There’s something satisfying about having empirical evidence confirm what you see every day. This year’s Global Encryption Trends Study reveals that encryption has come a long way since the days when it was governments and banks that cared most about it. Today, encryption is a core element of the data security strategy for all types of organizations, and the results of this year’s survey bear that out. Encryption – with a sound key management approach underpinning it – can protect your data when the other lines of defense around it break down. And as my colleague Cindy Provin noted in her recent blog post, its importance is appreciated all the way up to corporate boardrooms across the globe.
It has not always been this way. When the first Global Encryption Trends Study came out in 2005, less than 15 percent of respondents said their organizations had a comprehensive encryption strategy, and 38 percent did not have any strategy in place. Today, 41 percent of respondents say their organization has fully embraced encryption with a thoughtful and expansive approach. Only 14 percent have no encryption strategy in place.
But not only has that adoption number grown since 2005, it also reached a four-year high in its rate of growth this year – likely spurred by an escalating drumbeat of data breaches. Encryption is such a top-tier topic that it’s a regular subject for discussion in the company boardroom.
Encryption’s growing popularity – as well as executives’ interest and involvement – is a sign that more decision makers are recognizing it as a core component of data security. What do I mean by decision makers? Well, here’s another first that this year’s study revealed: Business unit leaders have the highest influence over encryption strategy – higher than their colleagues in the IT department. That’s a sea change, and, frankly, a very important one. Don’t get me wrong – in no way do we want to push IT professionals out of the security equation. But we do need buy-in and collaboration from organizational leaders across all divisions to use encryption intelligently, effectively, and to its fullest potential. Our survey reveals that many organizations struggle to implement consistent policies and feel the pain of key management when deploying encryption in isolated silos – something a broader strategy can help address.
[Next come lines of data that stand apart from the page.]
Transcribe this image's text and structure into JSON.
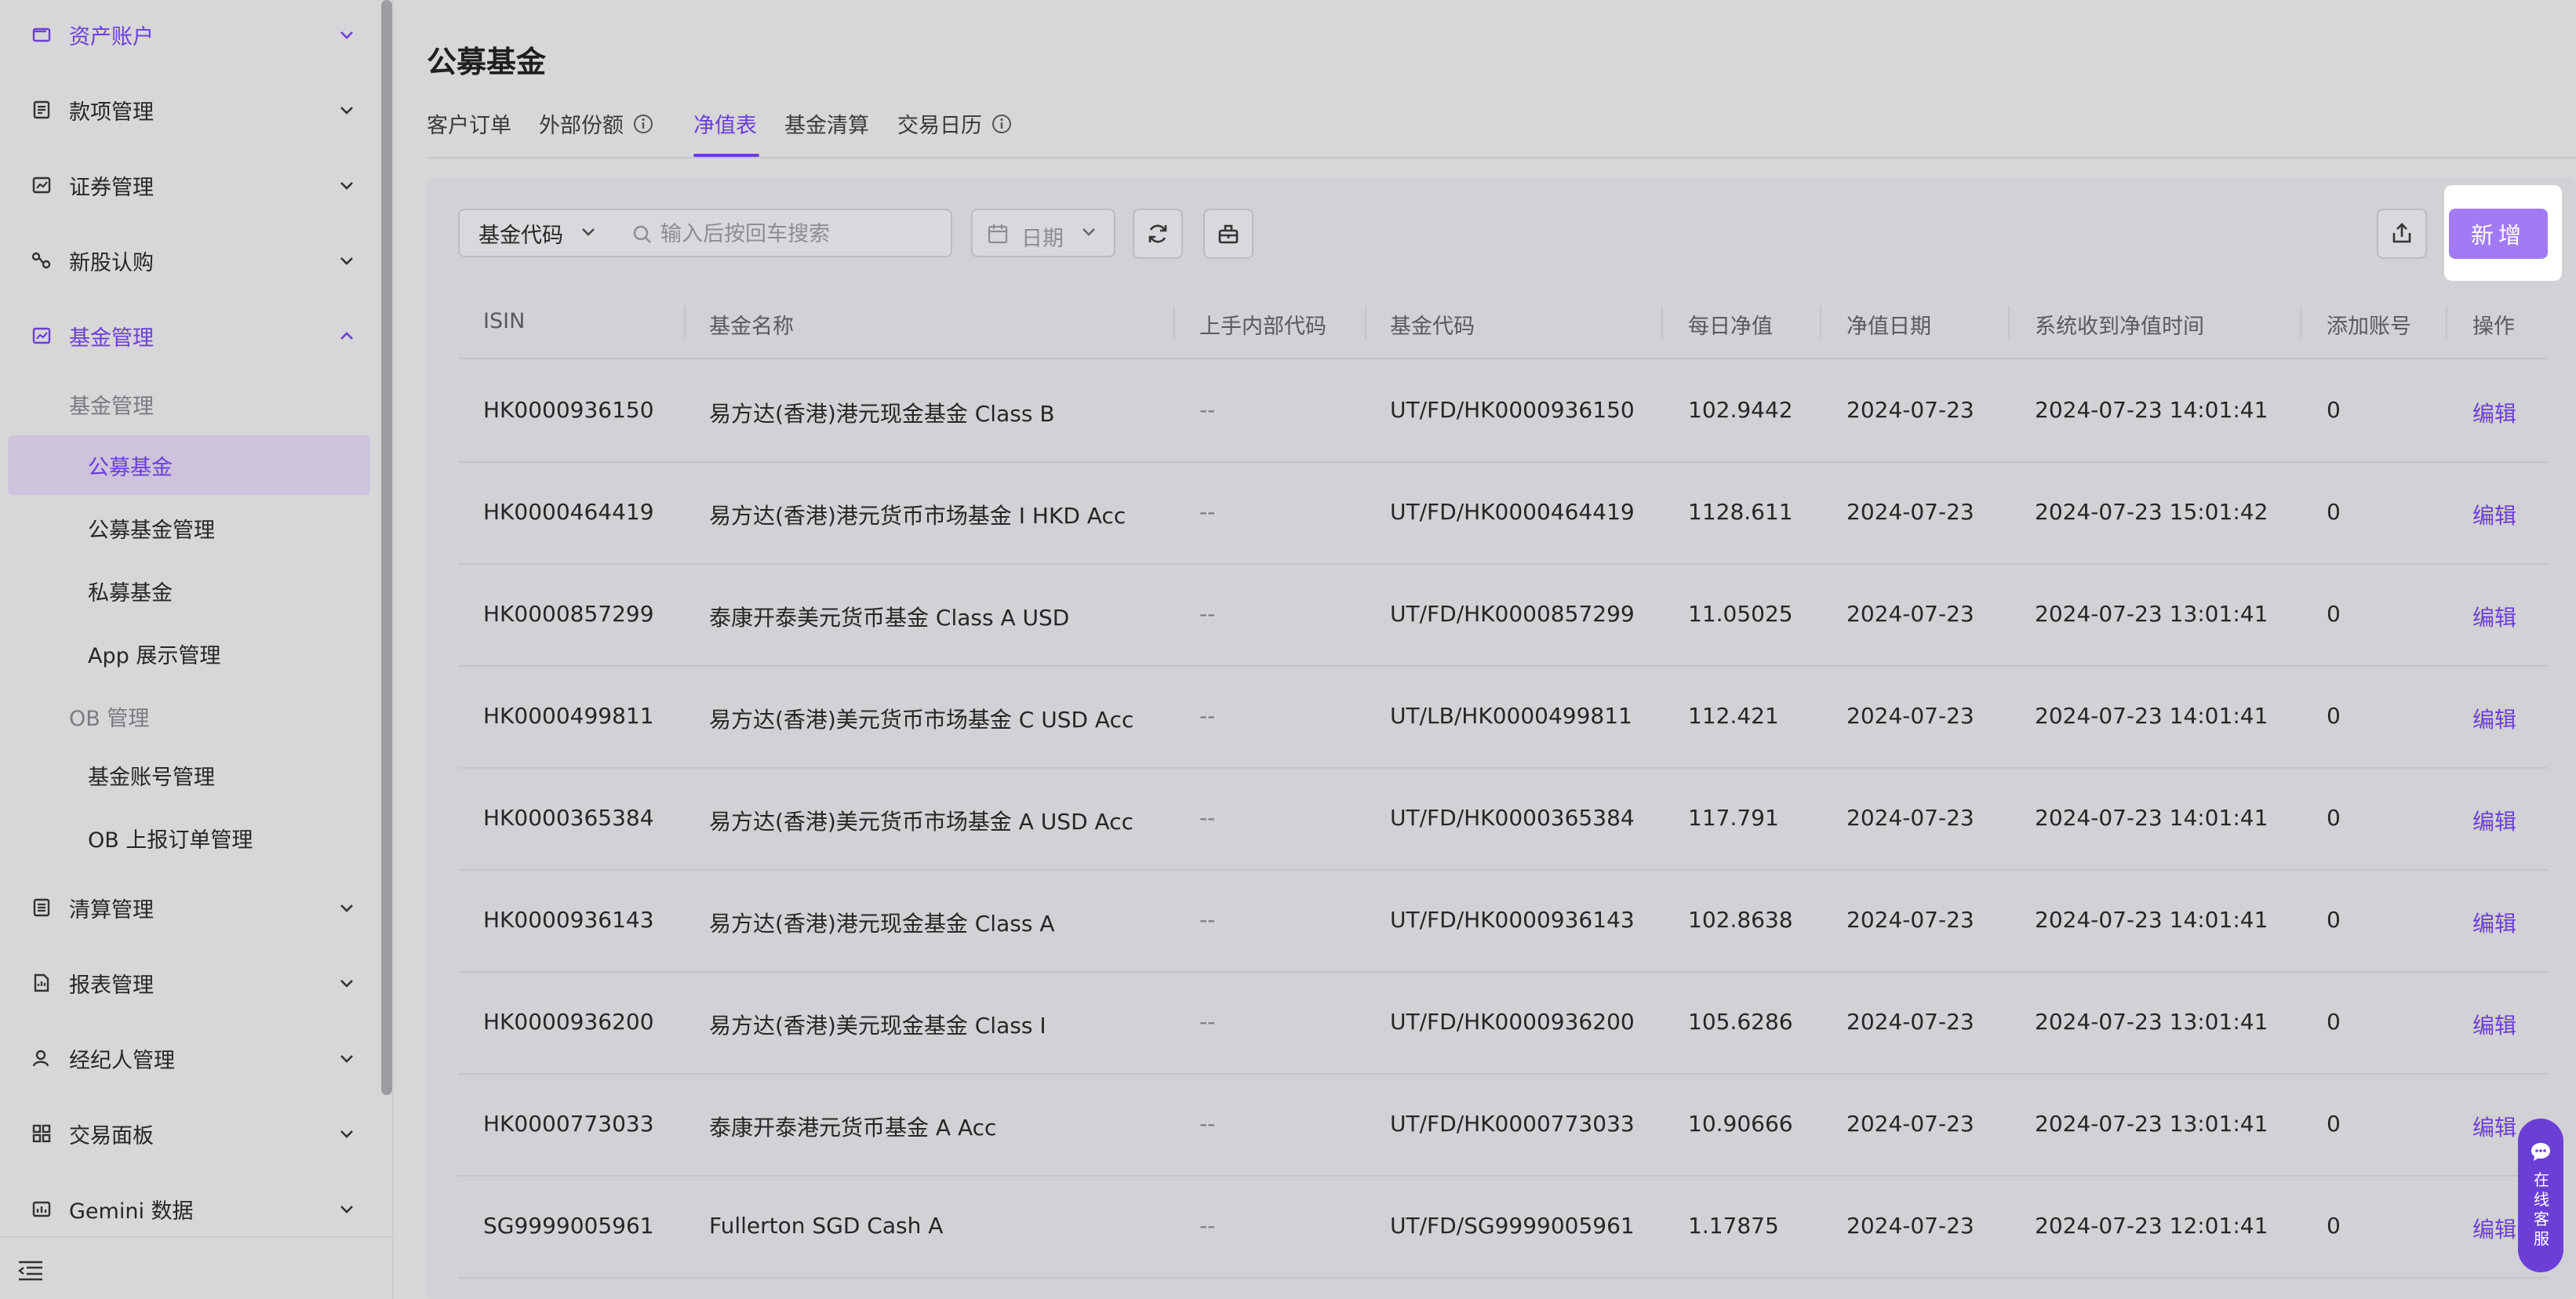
{
  "sidebar": {
    "items": [
      {
        "label": "资产账户",
        "icon": "wallet-icon"
      },
      {
        "label": "款项管理",
        "icon": "ledger-icon"
      },
      {
        "label": "证券管理",
        "icon": "chart-icon"
      },
      {
        "label": "新股认购",
        "icon": "ipo-icon"
      },
      {
        "label": "基金管理",
        "icon": "fund-icon"
      }
    ],
    "fund_group_title": "基金管理",
    "fund_sub": [
      "公募基金",
      "公募基金管理",
      "私募基金",
      "App 展示管理"
    ],
    "ob_group_title": "OB 管理",
    "ob_sub": [
      "基金账号管理",
      "OB 上报订单管理"
    ],
    "items_after": [
      {
        "label": "清算管理",
        "icon": "clearing-icon"
      },
      {
        "label": "报表管理",
        "icon": "report-icon"
      },
      {
        "label": "经纪人管理",
        "icon": "user-icon"
      },
      {
        "label": "交易面板",
        "icon": "dashboard-icon"
      },
      {
        "label": "Gemini 数据",
        "icon": "data-icon"
      }
    ]
  },
  "page": {
    "title": "公募基金"
  },
  "tabs": [
    "客户订单",
    "外部份额",
    "净值表",
    "基金清算",
    "交易日历"
  ],
  "active_tab": "净值表",
  "toolbar": {
    "field_select": "基金代码",
    "search_placeholder": "输入后按回车搜索",
    "date_placeholder": "日期",
    "new_label": "新增"
  },
  "table": {
    "columns": [
      "ISIN",
      "基金名称",
      "上手内部代码",
      "基金代码",
      "每日净值",
      "净值日期",
      "系统收到净值时间",
      "添加账号",
      "操作"
    ],
    "rows": [
      {
        "isin": "HK0000936150",
        "name": "易方达(香港)港元现金基金 Class B",
        "upstream": "--",
        "code": "UT/FD/HK0000936150",
        "nav": "102.9442",
        "date": "2024-07-23",
        "received": "2024-07-23 14:01:41",
        "accounts": "0",
        "action": "编辑"
      },
      {
        "isin": "HK0000464419",
        "name": "易方达(香港)港元货币市场基金 I HKD Acc",
        "upstream": "--",
        "code": "UT/FD/HK0000464419",
        "nav": "1128.611",
        "date": "2024-07-23",
        "received": "2024-07-23 15:01:42",
        "accounts": "0",
        "action": "编辑"
      },
      {
        "isin": "HK0000857299",
        "name": "泰康开泰美元货币基金 Class A USD",
        "upstream": "--",
        "code": "UT/FD/HK0000857299",
        "nav": "11.05025",
        "date": "2024-07-23",
        "received": "2024-07-23 13:01:41",
        "accounts": "0",
        "action": "编辑"
      },
      {
        "isin": "HK0000499811",
        "name": "易方达(香港)美元货币市场基金 C USD Acc",
        "upstream": "--",
        "code": "UT/LB/HK0000499811",
        "nav": "112.421",
        "date": "2024-07-23",
        "received": "2024-07-23 14:01:41",
        "accounts": "0",
        "action": "编辑"
      },
      {
        "isin": "HK0000365384",
        "name": "易方达(香港)美元货币市场基金 A USD Acc",
        "upstream": "--",
        "code": "UT/FD/HK0000365384",
        "nav": "117.791",
        "date": "2024-07-23",
        "received": "2024-07-23 14:01:41",
        "accounts": "0",
        "action": "编辑"
      },
      {
        "isin": "HK0000936143",
        "name": "易方达(香港)港元现金基金 Class A",
        "upstream": "--",
        "code": "UT/FD/HK0000936143",
        "nav": "102.8638",
        "date": "2024-07-23",
        "received": "2024-07-23 14:01:41",
        "accounts": "0",
        "action": "编辑"
      },
      {
        "isin": "HK0000936200",
        "name": "易方达(香港)美元现金基金 Class I",
        "upstream": "--",
        "code": "UT/FD/HK0000936200",
        "nav": "105.6286",
        "date": "2024-07-23",
        "received": "2024-07-23 13:01:41",
        "accounts": "0",
        "action": "编辑"
      },
      {
        "isin": "HK0000773033",
        "name": "泰康开泰港元货币基金 A Acc",
        "upstream": "--",
        "code": "UT/FD/HK0000773033",
        "nav": "10.90666",
        "date": "2024-07-23",
        "received": "2024-07-23 13:01:41",
        "accounts": "0",
        "action": "编辑"
      },
      {
        "isin": "SG9999005961",
        "name": "Fullerton SGD Cash A",
        "upstream": "--",
        "code": "UT/FD/SG9999005961",
        "nav": "1.17875",
        "date": "2024-07-23",
        "received": "2024-07-23 12:01:41",
        "accounts": "0",
        "action": "编辑"
      }
    ]
  },
  "chat": {
    "label": "在线客服"
  },
  "colors": {
    "accent": "#6b3fd6",
    "button": "#a27af5",
    "background": "#d7d6d9"
  }
}
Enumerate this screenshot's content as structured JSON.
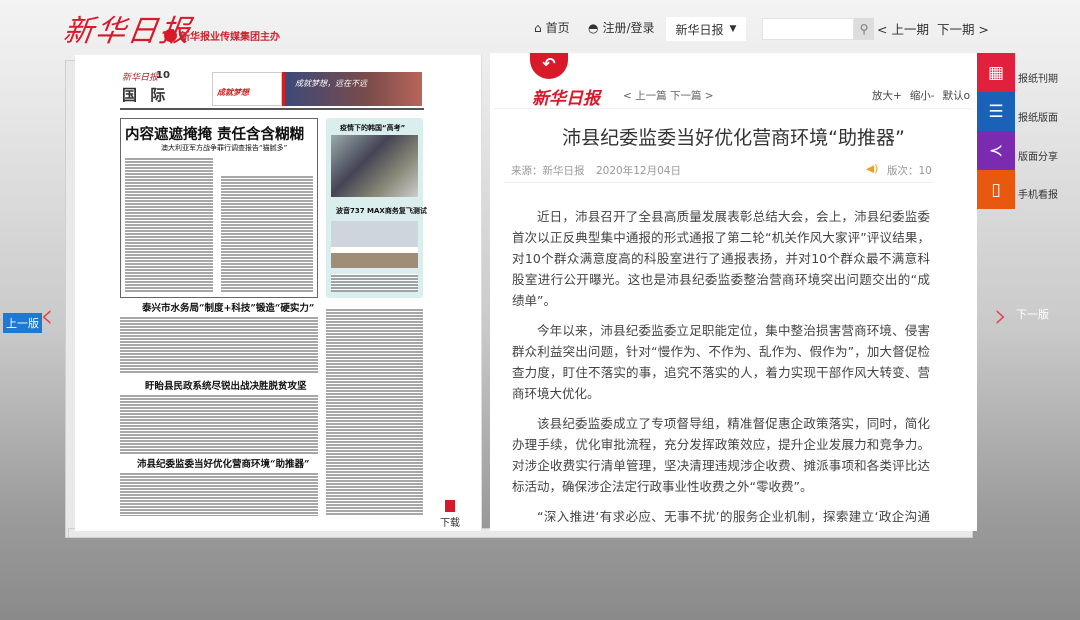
{
  "header": {
    "logo": "新华日报",
    "sublogo": "新华报业传媒集团主办",
    "home": "首页",
    "login": "注册/登录",
    "paper_select": "新华日报",
    "search_placeholder": "",
    "prev_issue": "< 上一期",
    "next_issue": "下一期 >"
  },
  "newspaper": {
    "brand": "新华日报",
    "page_no": "10",
    "section": "国 际",
    "ad_left": "成就梦想",
    "ad_right": "成就梦想，远在不远",
    "headline_main": "内容遮遮掩掩 责任含含糊糊",
    "subhead_main": "澳大利亚军方战争罪行调查报告“猫腻多”",
    "side_title1": "疫情下的韩国“高考”",
    "side_title2": "波音737 MAX商务复飞测试",
    "headline2": "泰兴市水务局“制度+科技”锻造“硬实力”",
    "headline3": "盱眙县民政系统尽锐出战决胜脱贫攻坚",
    "headline4": "沛县纪委监委当好优化营商环境“助推器”",
    "download": "下载"
  },
  "page_nav": {
    "prev": "上一版",
    "next": "下一版"
  },
  "article": {
    "logo": "新华日报",
    "prev_next": "< 上一篇 下一篇 >",
    "zoom_in": "放大+",
    "zoom_out": "缩小-",
    "zoom_default": "默认o",
    "title": "沛县纪委监委当好优化营商环境“助推器”",
    "source": "来源：新华日报",
    "date": "2020年12月04日",
    "edition": "版次：10",
    "paragraphs": [
      "近日，沛县召开了全县高质量发展表彰总结大会，会上，沛县纪委监委首次以正反典型集中通报的形式通报了第二轮“机关作风大家评”评议结果，对10个群众满意度高的科股室进行了通报表扬，并对10个群众最不满意科股室进行公开曝光。这也是沛县纪委监委整治营商环境突出问题交出的“成绩单”。",
      "今年以来，沛县纪委监委立足职能定位，集中整治损害营商环境、侵害群众利益突出问题，针对“慢作为、不作为、乱作为、假作为”，加大督促检查力度，盯住不落实的事，追究不落实的人，着力实现干部作风大转变、营商环境大优化。",
      "该县纪委监委成立了专项督导组，精准督促惠企政策落实，同时，简化办理手续，优化审批流程，充分发挥政策效应，提升企业发展力和竞争力。对涉企收费实行清单管理，坚决清理违规涉企收费、摊派事项和各类评比达标活动，确保涉企法定行政事业性收费之外“零收费”。",
      "“深入推进‘有求必应、无事不扰’的服务企业机制，探索建立‘政企沟通日’、服务企业专班、重点企业联络专员等制度，构建无缝对接、同频共振的政企‘直通车’。”沛县纪委监委党风政风监督室主任贾峰立介绍说，该县由重点涉企部门主要负责人牵头，建立联系企业制度，定期走访企业，收集问题诉求，推动解决。"
    ]
  },
  "sidebar": [
    {
      "label": "报纸刊期",
      "icon": "calendar-icon",
      "color": "#e0203c"
    },
    {
      "label": "报纸版面",
      "icon": "list-icon",
      "color": "#1a62b8"
    },
    {
      "label": "版面分享",
      "icon": "share-icon",
      "color": "#7a2bb0"
    },
    {
      "label": "手机看报",
      "icon": "mobile-icon",
      "color": "#e8580e"
    }
  ]
}
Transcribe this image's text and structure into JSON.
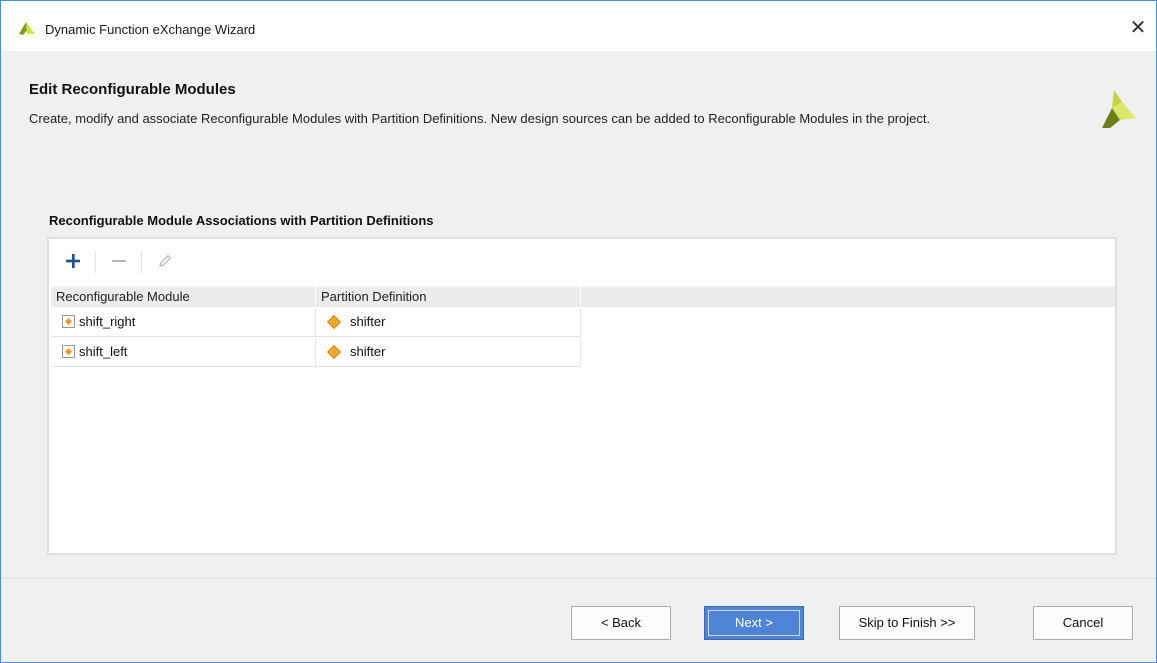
{
  "window": {
    "title": "Dynamic Function eXchange Wizard",
    "close_glyph": "✕"
  },
  "header": {
    "title": "Edit Reconfigurable Modules",
    "description": "Create, modify and associate Reconfigurable Modules with Partition Definitions. New design sources can be added to Reconfigurable Modules in the project."
  },
  "section": {
    "label": "Reconfigurable Module Associations with Partition Definitions"
  },
  "toolbar": {
    "add_icon": "plus-icon",
    "remove_icon": "minus-icon",
    "edit_icon": "pencil-icon"
  },
  "table": {
    "columns": [
      "Reconfigurable Module",
      "Partition Definition"
    ],
    "rows": [
      {
        "module": "shift_right",
        "partition": "shifter"
      },
      {
        "module": "shift_left",
        "partition": "shifter"
      }
    ]
  },
  "buttons": {
    "back": "< Back",
    "next": "Next >",
    "skip": "Skip to Finish >>",
    "cancel": "Cancel"
  },
  "colors": {
    "accent": "#4f83d6",
    "module_icon": "#f29a1f",
    "partition_icon": "#f0a832",
    "logo_light": "#c8d84a",
    "logo_dark": "#6b7a1e"
  }
}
The obvious next question is: To what do we owe this shift in approaches to encryption? Here are my answers:
- Data breaches don’t discriminate. Cyber criminals will go after any organization that stores sensitive data. No company is safe – and the consequences can lead to nothing short of bankruptcy. A new study from Oxford Economics concludes that a company’s share prices fall an average of 1.8 percent on a permanent basis as a result of a severe cyber breach.
- Encryption also protects against insider threats. Humanity plays a big role in an enterprise’s vulnerability. Encryption is one of the best ways for organizations to help protect themselves from their own employees’ mistakes. This year’s report found that employee mistakes are the most significant threat to sensitive data – so say 54 percent of this year’s respondents.
- More companies are deploying advanced technologies. As connectivity increases and data proliferates, securing that data – wherever it goes – gets more complicated. Organizations have to protect databases, internet communications, big data repositories, storage systems, data stored in the public cloud, and more. Cloud-first strategies and Internet of Things (IoT) initiatives are among the factors that are changing the game in data protection.
So as we continue forward into an era in which businesses are transforming by connecting – but, in so doing, are exposing themselves to new risks – one thing is clear: encryption – done right – is an indispensable piece of the puzzle.